Sin duda advertía el prisionero el ansia que reinaba en todas las miradas que se le dirigían. Sus deseos de complacerles originaban quizá su primer despertar, que le haría comprensible su propio pasado, de manera que vivía lo ocurrido y lo relacionaba con el presente y aprendía a medir cómo el tiempo le cambiaba, y comparaba lo que sus ojos veían con lo visto anteriormente. Entendió que la situación le exigía algo y halló la manera de satisfacer a los que le miraban. Con los sentidos ansiosos buscó la palabra. Su mirada implorante la arrancó de las bocas de los demás.
Daumer se hallaba en su elemento. Lo que nadie lograría aclarar, ni el médico, ni el guardián, ni el alcalde y mucho menos los dignos magistrados, lo iba a desentrañar él con su prudente mesura y paciencia. La persona del joven expósito le interesaba hasta tal punto que olvidó sus estudios, sus quehaceres privados e incluso sus deberes públicos; parecía como si el destino hubiese originado aquel suceso para su exclusivo lucimiento, para darle ocasión de mostrar sus dotes pedagógicas. Entre sus primeras notas sobre Caspar Hauser había una que decía así: «Esta figura, balbuceando en medio de este mundo extraño, con su mirada sumergida en un continuo ensueño, su miedo contenido, su frente noblemente curvada sobre un rostro algo desmedrado que irradia paz y pureza, constituye para mí un testimonio a todas luces inequívoco. Si mis suposiciones se confirman, si puedo llegar hasta las raíces de este ser y hacer brotar de él nuevas y florecientes ramas, mostraré con ello al insensible mundo la imagen de una criatura sin mácula, demostraré la existencia del alma, negada con miserable fanatismo por todos los idólatras de nuestro tiempo.»

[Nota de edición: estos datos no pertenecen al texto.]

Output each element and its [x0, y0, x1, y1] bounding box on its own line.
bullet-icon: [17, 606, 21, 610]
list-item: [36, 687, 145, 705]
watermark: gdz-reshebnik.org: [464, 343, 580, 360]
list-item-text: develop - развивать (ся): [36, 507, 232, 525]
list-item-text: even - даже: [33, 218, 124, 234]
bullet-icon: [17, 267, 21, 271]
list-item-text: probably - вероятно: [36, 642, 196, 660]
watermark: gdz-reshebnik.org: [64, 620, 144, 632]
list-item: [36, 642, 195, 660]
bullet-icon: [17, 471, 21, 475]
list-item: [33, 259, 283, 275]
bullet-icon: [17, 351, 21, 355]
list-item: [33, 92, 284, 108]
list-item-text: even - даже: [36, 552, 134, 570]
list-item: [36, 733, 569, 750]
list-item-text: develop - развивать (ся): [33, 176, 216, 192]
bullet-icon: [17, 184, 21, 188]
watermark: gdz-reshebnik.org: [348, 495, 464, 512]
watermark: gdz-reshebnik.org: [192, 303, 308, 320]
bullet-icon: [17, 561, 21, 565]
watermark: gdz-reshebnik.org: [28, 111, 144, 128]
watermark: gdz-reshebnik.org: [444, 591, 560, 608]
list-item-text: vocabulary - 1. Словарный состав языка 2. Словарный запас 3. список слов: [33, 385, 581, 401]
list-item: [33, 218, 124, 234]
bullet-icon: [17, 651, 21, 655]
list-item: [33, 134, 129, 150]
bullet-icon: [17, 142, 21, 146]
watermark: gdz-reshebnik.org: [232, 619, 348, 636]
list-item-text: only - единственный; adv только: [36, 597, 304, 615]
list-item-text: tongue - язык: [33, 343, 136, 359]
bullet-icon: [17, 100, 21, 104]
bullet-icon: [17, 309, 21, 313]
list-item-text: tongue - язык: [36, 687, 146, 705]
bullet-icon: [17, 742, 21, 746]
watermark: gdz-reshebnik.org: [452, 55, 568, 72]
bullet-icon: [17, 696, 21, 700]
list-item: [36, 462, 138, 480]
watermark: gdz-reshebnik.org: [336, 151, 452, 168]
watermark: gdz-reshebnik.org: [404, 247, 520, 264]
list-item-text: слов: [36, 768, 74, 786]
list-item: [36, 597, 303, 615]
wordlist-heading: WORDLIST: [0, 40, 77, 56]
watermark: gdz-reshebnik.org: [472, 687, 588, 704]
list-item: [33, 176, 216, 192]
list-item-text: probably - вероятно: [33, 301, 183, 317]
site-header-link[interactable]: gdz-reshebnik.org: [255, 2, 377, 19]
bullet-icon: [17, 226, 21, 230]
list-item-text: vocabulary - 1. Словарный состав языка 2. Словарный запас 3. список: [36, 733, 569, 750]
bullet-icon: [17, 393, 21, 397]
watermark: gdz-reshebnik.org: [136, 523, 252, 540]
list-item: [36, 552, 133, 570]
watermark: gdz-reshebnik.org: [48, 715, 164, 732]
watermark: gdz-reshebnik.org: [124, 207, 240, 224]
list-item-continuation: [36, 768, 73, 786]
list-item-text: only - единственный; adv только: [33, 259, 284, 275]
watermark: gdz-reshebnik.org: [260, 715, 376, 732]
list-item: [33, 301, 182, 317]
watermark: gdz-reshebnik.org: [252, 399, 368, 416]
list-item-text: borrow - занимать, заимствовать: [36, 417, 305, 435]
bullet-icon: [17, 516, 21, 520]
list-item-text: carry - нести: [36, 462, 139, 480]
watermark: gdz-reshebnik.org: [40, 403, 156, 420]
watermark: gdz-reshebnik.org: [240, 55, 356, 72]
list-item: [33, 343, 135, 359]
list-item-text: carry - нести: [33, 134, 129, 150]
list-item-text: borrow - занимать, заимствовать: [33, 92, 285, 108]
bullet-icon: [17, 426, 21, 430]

Duro era el camino que con tanto celo recorría el joven pedagogo. Y es que, para empezar, le faltaba el verdadero punto de partida, la palabra capaz de despertar el recuerdo, de descorrer el velo que envolvía la sucesión de causas y efectos. Entre una pregunta y la siguiente había mundos de incomprensión; un sí o un no, arrojados a la buena de Dios, nada significaban allí donde el concepto tenía que ser extraído de las tinieblas, y donde la verdad se ocultaba detrás de cada palabra. Y sin embargo una extraña luz, como procedente de un lejano pasado del espíritu del jovenzuelo, parecía aligerar la tarea de Daumer más de lo que éste hubiera creído posible: Era asombroso ver la facilidad y la fuerza con que se aferraba a lo que se le decía, y cómo por arte de magia, entre el caos de sonidos muertos, encontraba los medios necesarios para expresar todo cuanto vivía y tenía importancia para él. Daumer se creía el único ser capaz de descorrer los velos que enturbiaban los ojos de su protegido, y cuya sola misión residía en escuchar los recuerdos que de él fluían mansamente. Mientras él retenía su cuerpo, el espíritu del jovenzuelo regresaba al lugar de donde procedía y le traía lo que jamás había oído nadie con anterioridad.